Responses to the RFI will be considered once the submission deadline closes at 11:59 a.m. EDT on November 3, 2022, and according to the White House, they will guide ONCD’s development of the National Workforce Strategy. cybernetic work and education.

ONCD plans to consolidate responses to Cyber ​​Workforce, Training & Education Information Request RFI in broad categories such as digital awareness, as well as specific bins such as electoral training for cyber specialists. But there is hope that some ideas will be novel.

Review of responses will continue until December and ONCD aims to complete submissions for any respondent who so requests by early February.

Speaking alongside Nielsen at the webinar, Camille Stewart Gloster, Deputy National Cybersecurity Director for Technology and Ecosystem Security, said the government recognizes it cannot develop a national strategy alone.

She said, “That’s why this is a pan-national strategy; that’s why we are hiring you all… [M]Much of that will be a burden on industry, a burden on the education sector, a burden on a bunch of low-key stakeholder groups to pick up their slack and run with it.
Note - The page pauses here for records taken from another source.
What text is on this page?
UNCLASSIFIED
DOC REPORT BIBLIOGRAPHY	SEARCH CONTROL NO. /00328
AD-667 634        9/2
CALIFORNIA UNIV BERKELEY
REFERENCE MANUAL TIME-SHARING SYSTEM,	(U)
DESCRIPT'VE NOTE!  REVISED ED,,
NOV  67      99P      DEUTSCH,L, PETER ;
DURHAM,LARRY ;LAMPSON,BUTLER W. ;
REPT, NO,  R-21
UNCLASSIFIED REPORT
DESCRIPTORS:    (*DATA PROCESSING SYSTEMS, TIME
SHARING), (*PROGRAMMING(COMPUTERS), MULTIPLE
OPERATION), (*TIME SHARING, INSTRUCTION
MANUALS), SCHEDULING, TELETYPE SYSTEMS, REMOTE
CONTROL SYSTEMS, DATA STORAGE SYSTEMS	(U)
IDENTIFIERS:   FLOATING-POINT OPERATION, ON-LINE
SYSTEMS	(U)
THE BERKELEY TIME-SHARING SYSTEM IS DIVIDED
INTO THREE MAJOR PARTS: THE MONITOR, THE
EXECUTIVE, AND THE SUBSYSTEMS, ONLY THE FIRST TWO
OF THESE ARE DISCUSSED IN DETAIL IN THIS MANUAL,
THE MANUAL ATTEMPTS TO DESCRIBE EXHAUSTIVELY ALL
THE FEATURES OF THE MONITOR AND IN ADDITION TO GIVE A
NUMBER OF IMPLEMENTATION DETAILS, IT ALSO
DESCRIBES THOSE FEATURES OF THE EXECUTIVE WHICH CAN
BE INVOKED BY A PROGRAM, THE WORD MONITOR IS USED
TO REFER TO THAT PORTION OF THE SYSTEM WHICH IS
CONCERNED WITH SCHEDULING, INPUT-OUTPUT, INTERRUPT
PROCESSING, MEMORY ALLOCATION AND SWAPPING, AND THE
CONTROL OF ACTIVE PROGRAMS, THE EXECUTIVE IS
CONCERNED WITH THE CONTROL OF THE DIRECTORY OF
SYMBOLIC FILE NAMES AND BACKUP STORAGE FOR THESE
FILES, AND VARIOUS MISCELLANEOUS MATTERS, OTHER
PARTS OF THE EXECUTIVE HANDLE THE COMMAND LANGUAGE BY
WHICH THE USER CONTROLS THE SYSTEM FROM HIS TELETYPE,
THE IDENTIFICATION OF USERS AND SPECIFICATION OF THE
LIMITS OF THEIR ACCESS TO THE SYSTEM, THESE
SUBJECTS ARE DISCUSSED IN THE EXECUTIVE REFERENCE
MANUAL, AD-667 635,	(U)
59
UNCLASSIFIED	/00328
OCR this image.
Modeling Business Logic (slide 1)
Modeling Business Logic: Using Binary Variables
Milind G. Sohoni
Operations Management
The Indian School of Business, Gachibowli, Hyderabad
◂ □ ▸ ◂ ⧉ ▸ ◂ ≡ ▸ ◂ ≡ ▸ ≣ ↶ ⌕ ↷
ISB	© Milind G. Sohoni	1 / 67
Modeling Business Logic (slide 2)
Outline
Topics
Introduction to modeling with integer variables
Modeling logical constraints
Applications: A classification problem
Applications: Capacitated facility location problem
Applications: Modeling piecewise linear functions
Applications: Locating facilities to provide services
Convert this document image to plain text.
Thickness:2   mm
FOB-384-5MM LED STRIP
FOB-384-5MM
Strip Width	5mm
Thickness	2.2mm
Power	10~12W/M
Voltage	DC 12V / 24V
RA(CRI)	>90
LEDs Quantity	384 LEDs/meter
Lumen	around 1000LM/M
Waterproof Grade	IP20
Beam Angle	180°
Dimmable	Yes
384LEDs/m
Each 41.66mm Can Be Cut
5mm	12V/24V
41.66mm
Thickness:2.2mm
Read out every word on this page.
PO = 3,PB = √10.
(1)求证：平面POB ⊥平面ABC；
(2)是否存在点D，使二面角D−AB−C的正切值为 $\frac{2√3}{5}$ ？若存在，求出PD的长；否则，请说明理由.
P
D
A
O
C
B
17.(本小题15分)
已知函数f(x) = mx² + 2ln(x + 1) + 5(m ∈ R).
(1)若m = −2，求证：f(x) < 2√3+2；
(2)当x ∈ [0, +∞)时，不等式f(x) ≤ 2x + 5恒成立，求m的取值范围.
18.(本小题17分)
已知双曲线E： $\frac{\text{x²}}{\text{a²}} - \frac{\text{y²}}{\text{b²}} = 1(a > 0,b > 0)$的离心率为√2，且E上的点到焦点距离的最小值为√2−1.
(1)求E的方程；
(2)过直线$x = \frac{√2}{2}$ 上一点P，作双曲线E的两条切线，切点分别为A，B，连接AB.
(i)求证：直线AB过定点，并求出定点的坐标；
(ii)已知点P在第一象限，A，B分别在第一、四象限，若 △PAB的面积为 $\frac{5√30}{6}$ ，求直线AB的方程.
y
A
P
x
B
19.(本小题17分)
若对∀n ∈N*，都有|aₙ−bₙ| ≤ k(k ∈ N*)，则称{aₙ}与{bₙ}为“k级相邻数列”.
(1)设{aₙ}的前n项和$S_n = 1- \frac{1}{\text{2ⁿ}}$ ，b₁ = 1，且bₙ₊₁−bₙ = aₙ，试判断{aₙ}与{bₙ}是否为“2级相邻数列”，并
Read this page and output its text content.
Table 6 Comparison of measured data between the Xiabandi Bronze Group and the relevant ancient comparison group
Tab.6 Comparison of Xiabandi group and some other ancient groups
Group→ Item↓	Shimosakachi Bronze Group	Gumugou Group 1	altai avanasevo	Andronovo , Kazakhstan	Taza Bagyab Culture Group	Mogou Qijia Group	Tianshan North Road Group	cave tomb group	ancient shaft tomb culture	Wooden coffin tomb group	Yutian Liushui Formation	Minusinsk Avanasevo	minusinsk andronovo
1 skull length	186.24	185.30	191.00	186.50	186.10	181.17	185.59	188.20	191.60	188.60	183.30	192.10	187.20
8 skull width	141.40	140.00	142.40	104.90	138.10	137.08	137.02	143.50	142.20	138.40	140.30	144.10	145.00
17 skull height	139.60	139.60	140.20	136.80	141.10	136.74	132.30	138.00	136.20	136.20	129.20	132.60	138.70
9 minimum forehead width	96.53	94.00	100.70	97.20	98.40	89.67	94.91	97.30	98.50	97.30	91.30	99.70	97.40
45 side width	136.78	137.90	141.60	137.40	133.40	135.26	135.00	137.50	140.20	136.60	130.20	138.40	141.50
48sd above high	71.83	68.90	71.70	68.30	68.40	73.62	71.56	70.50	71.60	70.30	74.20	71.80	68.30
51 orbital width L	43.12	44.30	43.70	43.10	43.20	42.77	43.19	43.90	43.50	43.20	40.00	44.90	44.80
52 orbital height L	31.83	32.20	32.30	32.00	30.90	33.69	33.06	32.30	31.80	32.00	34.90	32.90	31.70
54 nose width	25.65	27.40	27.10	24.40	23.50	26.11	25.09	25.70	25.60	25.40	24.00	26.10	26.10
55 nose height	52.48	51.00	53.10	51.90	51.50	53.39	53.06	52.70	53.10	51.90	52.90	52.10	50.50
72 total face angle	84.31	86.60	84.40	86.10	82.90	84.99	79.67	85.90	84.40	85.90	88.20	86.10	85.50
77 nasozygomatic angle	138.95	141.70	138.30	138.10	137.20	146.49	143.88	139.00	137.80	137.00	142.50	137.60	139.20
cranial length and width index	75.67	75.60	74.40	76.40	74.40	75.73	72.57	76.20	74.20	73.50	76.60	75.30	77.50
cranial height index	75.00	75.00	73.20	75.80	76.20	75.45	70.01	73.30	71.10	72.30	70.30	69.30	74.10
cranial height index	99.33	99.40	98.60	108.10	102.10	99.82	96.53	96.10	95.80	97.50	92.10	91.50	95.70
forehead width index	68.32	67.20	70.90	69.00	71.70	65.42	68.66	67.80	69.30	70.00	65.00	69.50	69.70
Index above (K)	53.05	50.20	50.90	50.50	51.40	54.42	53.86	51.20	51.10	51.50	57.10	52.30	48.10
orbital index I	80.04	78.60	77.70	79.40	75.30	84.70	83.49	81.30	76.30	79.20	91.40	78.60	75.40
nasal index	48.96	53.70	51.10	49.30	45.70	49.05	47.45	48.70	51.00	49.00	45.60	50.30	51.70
Along with industry and other respondents, nonprofit cyberworkforce champions such as Craig Newmark Philanthropies are also preparing responses.

“I’m really encouraged by the National Director of Cybersecurity at the White House who is making cyber workforce and related cybersecurity education a high priority,” said Craig Newmark, who previously founded Craigslist. . “This RFI is a real, important, important part of that because we need to move forward together as a country.”